Mais voilà, l’eau ne coule toujours pas dans le robinet de ses abonnés.
Le patron d’Odysdi déplore un jugement qui « impose (…) de modifier notre mode de gestion coordonnée avec les autres distributeurs d’eau et de ne considérer que les besoins de nos abonnés en se conformant stricto-sensu au jugement ».
Il fustige la décision du tribunal qui a refusé la sécheresse « exceptionnelle » qui sévit actuellement en Martinique, comme cas de « force majeure », alors que le département est placé en alerte sécheresse.

Catherine Conconne met en garde contre des troubles à l’ordre public 

La sénatrice, Catherine Conconne déplore une prise en « otage » des Martiniquais dans ce conflit de l’eau qui ne fait qu’empirer et met en garde contre un risque de troubles à l’ordre public, face à des usagers désespérés.

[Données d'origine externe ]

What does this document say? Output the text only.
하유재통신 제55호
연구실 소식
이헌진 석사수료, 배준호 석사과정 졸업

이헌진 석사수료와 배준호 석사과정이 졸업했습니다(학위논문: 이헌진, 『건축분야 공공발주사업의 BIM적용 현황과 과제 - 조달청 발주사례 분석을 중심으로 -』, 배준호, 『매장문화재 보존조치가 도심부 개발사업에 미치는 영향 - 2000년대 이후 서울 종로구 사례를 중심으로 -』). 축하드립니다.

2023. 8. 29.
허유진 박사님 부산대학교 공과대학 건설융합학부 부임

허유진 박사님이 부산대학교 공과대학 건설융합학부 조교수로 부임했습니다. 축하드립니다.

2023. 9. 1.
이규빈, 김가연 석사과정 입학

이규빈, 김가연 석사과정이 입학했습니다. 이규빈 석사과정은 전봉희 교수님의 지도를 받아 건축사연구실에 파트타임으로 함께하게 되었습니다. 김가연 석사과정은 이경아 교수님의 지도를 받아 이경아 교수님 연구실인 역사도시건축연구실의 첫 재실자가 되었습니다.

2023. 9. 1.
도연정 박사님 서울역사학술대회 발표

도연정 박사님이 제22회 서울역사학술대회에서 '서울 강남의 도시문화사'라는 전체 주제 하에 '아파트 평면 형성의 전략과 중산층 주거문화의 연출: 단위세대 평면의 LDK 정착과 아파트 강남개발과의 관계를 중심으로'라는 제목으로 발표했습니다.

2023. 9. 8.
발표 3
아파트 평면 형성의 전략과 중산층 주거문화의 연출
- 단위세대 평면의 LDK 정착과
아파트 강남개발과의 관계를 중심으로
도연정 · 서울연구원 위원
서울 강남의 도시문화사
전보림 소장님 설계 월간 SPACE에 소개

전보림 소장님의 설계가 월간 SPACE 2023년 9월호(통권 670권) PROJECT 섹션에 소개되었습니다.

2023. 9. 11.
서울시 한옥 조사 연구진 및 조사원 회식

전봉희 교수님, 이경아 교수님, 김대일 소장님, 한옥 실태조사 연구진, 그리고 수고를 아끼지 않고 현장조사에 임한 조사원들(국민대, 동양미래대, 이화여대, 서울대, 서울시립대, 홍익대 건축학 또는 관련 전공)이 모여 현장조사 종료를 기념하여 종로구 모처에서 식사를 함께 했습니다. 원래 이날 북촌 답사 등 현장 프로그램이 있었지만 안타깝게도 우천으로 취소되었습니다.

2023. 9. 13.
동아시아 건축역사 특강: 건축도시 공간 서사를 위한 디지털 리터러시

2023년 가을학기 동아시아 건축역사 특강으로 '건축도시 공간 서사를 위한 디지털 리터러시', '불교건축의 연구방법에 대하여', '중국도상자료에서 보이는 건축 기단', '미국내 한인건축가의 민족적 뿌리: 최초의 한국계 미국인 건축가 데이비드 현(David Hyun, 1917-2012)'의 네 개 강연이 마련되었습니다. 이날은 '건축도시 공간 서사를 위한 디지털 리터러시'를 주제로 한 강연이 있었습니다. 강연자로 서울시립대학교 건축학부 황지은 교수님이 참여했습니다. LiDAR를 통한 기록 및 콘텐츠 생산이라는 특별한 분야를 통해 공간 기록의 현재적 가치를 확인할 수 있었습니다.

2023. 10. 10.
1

« Nous risquons à terme des troubles. Les populations concernées nous ont adressés assez de signaux pour que nous soyons conscients de leur état », prévient-elle dans un communiqué.
« La parole publique a perdu tout crédit auprès de la population et tous nos efforts sont mis à mal. Monsieur le Préfet, les Martiniquais ne doivent pas être l’otage d’une guerre qui s’est visiblement installée dans ce milieu et qui leur cause un préjudice inacceptable renforcé par la période d’épidémie de COVID,» fustige-t-elle.

Faute d’avoir pu obtenir des résultats, malgré plusieurs réunions avec les acteurs concernés, elle demande au préfet de les réunir à nouveau afin « d’arbitrer ce trouble qui porte préjudice aux Martiniquais ».

Catherine Conconne préconise des mesures de contrôles en « plus haut lieu »

«Je vous demande instamment de bien vouloir réunir dans les plus brefs délais, l’instance qui s’est déjà tenue à deux reprises en préfecture et qui comprend tous les concernés », indique-t-elle. « (…) Une fois de plus, dommage que l’on doive s’en remettre à l’arbitrage du représentant de l’État pour régler une situation qui aurait dû l’être autrement », assène la sénatrice.
« Des mesures de contrôle doivent être engagées en plus haut lieu pour donner satisfaction aux abonnés.

Cette situation d’imbroglio ne peut plus durer », affirme la sénatrice qui est membre de la Commisdion des Affaires economiques et membre de la délégation sénatoriale aux Outre-mer au Sénat.

« Nos compatriotes ne peuvent plus continuer à être les otages de désaccords ou peut-être, encore plus grave de stratégies », accuse-t-elle. « Les laisser dans une telle situation est inqualifiable.

Il faut trancher et toute la vérité doit être dite. Trop de zones d’ombre perdurent », poursuit Catherine Conconne qui constate que « la situation loin de s’arranger empire ».